1. **Key pair** — a fresh ES256 key pair is generated when the test stack starts (`docker compose up`). The private key is mounted into the runner container; the public key is mounted into a tiny **mock issuer** sidecar that serves `/.well-known/jwks.json` over HTTP **inside the docker-compose network**.
2. **JWKS URL configuration** — the SUT is started with `JWT_ISSUER=https://e2e-issuer.test`, `JWT_AUDIENCE=annotations-e2e`, and `JWT_JWKS_URL=http://e2e-issuer:8080/.well-known/jwks.json`. The HTTPS-only constraint of `HttpDocumentRetriever { RequireHttps = true }` is relaxed for tests by either (a) overriding `RequireHttps=false` via test-only configuration, or (b) running a TLS-terminating proxy in front of the issuer. Option (a) is preferred for simplicity; the relaxation is gated on `ASPNETCORE_ENVIRONMENT=E2ETest` and never applied in production builds. (This is the testability item flagged in `architecture.md` Open Risks §6.)
3. **Token minting** — the runner exposes a per-test helper `mintToken(claim: "ANN" | "DATASET" | "ADM", overrides?)` that builds an ES256 JWT from the in-process private key with the configured `iss`/`aud`, `exp = now + 5m`, a per-role deterministic `sub` GUID, and the requested policy claim. `overrides` lets a test produce expired / wrong-iss / wrong-aud / forged-`alg=HS256` variants for the security suite.
4. **No persisted users** — there is no `users` table in this service. Each test mints exactly the token it needs.

## Notes for the runner

- **Boot order**: `postgres` → `rabbitmq` → `e2e-issuer` (mock JWKS) → `annotations` (waits for postgres, rabbitmq, and a successful JWKS fetch) → `dataseed` → `e2e-runner`.
- **Fresh-state vs. carry-over**: the suite truncates per class, so test ordering inside a class matters; ordering across classes does not.

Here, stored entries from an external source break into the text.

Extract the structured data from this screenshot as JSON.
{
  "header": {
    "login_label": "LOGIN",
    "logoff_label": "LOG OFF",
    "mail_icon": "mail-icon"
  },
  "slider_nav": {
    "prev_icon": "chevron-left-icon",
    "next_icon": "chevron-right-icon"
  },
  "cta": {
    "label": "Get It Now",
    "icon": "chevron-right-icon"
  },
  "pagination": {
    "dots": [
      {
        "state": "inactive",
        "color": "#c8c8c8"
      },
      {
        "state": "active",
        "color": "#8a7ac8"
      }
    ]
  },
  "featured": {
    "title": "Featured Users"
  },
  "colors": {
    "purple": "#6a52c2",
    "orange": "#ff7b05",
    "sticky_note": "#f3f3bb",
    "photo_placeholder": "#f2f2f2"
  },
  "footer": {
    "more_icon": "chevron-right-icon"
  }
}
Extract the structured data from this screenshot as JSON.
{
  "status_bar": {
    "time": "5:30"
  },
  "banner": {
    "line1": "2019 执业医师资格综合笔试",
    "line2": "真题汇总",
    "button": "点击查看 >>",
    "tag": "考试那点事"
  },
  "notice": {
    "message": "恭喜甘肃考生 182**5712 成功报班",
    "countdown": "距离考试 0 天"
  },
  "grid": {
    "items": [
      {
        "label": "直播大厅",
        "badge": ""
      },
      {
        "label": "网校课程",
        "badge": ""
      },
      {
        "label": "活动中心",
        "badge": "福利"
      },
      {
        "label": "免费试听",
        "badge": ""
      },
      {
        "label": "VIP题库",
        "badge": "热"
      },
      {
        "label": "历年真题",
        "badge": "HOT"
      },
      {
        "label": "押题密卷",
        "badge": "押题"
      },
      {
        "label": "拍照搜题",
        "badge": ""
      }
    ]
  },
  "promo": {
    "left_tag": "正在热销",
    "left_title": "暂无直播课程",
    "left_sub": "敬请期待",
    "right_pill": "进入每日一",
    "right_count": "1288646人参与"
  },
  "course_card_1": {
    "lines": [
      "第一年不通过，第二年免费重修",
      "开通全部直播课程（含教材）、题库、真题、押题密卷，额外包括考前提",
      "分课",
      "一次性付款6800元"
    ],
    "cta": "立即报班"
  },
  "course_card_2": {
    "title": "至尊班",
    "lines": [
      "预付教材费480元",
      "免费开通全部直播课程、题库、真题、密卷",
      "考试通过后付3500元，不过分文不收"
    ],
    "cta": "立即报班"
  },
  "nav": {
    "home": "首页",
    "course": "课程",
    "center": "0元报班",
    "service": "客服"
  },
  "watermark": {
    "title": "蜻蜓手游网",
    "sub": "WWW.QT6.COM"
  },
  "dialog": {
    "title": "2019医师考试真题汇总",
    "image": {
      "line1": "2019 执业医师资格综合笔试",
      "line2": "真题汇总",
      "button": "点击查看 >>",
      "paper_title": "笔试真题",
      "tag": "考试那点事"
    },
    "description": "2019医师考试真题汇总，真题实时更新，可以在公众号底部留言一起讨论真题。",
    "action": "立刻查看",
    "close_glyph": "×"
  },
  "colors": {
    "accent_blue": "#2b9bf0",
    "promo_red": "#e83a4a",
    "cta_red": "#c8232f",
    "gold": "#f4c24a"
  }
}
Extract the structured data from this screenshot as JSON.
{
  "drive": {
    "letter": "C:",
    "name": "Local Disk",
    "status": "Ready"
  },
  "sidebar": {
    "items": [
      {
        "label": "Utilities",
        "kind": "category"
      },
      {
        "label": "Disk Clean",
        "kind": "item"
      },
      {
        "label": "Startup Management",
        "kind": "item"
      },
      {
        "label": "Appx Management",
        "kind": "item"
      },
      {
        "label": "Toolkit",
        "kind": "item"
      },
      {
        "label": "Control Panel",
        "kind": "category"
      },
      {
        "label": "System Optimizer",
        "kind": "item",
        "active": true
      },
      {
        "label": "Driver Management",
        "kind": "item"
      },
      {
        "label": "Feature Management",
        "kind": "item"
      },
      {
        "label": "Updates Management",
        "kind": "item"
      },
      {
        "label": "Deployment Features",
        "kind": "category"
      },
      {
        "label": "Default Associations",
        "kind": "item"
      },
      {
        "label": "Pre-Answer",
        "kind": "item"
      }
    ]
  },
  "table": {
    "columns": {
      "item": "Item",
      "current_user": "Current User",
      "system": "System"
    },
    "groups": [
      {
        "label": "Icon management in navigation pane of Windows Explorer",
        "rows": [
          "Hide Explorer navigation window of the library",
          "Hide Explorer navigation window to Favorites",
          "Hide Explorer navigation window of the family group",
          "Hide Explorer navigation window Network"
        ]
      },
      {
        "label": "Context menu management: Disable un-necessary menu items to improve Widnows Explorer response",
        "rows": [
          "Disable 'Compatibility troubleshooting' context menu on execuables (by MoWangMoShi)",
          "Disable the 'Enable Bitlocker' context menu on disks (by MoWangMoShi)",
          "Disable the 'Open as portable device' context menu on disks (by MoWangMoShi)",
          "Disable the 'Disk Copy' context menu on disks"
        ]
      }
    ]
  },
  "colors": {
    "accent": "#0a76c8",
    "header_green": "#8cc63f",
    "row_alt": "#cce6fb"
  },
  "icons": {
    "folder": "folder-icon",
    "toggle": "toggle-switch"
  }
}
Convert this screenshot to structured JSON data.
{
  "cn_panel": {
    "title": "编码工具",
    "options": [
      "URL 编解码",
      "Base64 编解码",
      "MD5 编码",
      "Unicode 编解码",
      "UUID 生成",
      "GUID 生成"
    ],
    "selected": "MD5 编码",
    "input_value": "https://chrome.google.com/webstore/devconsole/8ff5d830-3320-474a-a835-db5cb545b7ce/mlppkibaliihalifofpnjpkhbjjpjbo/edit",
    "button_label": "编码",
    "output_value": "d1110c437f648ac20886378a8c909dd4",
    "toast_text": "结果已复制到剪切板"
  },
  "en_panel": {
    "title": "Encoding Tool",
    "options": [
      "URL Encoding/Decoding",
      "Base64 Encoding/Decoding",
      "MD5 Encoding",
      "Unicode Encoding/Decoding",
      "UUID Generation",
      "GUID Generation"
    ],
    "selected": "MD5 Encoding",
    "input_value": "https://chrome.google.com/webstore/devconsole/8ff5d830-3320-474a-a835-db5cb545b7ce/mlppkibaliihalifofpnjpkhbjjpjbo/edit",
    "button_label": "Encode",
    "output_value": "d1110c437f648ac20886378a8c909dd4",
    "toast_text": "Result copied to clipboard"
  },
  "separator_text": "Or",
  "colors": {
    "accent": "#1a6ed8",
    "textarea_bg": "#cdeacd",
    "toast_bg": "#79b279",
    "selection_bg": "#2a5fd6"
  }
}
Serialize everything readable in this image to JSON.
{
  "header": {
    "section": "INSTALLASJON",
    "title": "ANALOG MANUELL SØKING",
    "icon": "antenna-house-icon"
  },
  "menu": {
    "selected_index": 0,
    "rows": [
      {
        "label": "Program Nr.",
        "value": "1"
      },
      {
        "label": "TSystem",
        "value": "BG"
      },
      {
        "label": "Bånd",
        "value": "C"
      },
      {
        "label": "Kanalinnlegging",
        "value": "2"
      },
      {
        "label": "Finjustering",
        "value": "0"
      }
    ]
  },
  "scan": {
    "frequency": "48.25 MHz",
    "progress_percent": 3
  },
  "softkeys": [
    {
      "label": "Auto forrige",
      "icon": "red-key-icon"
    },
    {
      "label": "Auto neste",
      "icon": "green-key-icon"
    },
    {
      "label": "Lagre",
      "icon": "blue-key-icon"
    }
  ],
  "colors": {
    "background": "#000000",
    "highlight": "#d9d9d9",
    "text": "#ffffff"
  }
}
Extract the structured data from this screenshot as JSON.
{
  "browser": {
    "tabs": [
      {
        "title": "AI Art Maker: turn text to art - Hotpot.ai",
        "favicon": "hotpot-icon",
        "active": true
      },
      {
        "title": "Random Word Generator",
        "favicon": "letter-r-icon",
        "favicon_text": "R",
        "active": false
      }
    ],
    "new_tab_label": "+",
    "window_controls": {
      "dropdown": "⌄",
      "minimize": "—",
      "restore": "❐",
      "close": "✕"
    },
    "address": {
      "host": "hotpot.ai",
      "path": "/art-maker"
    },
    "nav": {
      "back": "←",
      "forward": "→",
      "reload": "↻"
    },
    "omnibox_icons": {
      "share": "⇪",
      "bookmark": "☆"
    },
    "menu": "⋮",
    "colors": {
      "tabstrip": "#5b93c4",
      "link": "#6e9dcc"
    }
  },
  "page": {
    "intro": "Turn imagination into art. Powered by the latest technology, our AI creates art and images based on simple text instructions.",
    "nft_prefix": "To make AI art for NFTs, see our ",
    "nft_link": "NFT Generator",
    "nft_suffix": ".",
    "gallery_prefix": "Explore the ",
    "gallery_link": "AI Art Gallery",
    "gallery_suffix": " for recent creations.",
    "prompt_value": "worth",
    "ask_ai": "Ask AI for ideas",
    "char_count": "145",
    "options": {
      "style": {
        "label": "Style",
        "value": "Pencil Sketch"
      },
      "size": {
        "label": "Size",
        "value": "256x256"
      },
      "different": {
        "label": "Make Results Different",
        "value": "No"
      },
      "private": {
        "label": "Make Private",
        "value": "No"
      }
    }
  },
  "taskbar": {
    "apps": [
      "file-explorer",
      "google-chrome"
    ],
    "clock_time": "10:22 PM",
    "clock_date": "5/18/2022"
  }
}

- **Stream consumption**: every test that reads from `azaion-annotations` records the offset before the test acts, then consumes from `start_offset = recorded_offset + 1` to ignore historical messages.
- **Conditional probes**: tests that depend on SUT behavior decisions (e.g., specific 4xx code on a corner case) include a fixture step that probes the SUT once at class-init, records the actual behavior, then asserts that branch consistently within the test class. Mismatch on a subsequent run flags as a behavior-drift test failure.